If $a+b+c+d=16$, then $(a+\frac{1}{c})^2+(c+\frac{1}{a})^2 + (b+\frac{1}{d})^2 + (d+\frac{1}{b})^2 \geq \frac{289}{4}$
First apply the Root-Mean Square-Arithmetic Mean-Geometric Mean-Harmonic mean Inequality (from http://tinyurl.com/84o57u4)

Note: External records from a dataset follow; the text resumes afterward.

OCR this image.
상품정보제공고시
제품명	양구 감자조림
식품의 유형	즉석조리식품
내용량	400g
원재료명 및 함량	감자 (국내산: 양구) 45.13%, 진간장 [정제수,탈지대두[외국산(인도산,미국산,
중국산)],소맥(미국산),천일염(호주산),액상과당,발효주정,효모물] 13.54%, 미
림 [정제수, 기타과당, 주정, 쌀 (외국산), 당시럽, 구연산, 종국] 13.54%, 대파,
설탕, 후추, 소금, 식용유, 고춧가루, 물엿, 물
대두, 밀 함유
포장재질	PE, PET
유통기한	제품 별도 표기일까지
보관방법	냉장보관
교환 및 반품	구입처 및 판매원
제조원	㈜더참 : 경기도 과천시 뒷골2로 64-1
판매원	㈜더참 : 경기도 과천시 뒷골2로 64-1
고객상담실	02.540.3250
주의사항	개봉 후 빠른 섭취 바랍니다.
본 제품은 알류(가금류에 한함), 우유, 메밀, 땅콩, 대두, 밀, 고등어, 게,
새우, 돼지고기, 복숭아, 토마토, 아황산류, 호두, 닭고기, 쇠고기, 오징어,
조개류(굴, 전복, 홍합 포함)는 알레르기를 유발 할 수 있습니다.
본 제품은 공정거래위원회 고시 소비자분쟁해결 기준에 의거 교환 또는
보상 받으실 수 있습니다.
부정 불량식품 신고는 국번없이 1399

$$\sqrt{\frac{\left(a+\frac{1}{c}\right)^2+\left(c+\frac{1}{a}\right)^2+\left(b+\frac{1}{d}\right)^2+\left(d+\frac{1}{b}\right)^2}{4}} \geq \frac{\left(a+\frac{1}{c}\right)+\left(c+\frac{1}{a}\right)+\left(b+\frac{1}{d}\right)+\left(d+\frac{1}{b}\right)}{4}$$
Square both sides
$$\frac{\left(a+\frac{1}{c}\right)^2+\left(c+\frac{1}{a}\right)^2+\left(b+\frac{1}{d}\right)^2+\left(d+\frac{1}{b}\right)^2}{4} \geq \frac{\left( (a+b+c+d)+(\frac{1}{a}+\frac{1}{b}+\frac{1}{c}+\frac{1}{d}) \right)^2}{16}$$
Since we already know the value of $a+b+c+d=16$, apply Arithmetic Mean, Harmonic Mean inequality, i.e.
$$ \frac{a+b+c+d}{4} \geq \frac{4}{\frac{1}{a}+\frac{1}{b}+\frac{1}{c}+\frac{1}{d}}$$
And take it from there, since you said you only need hints.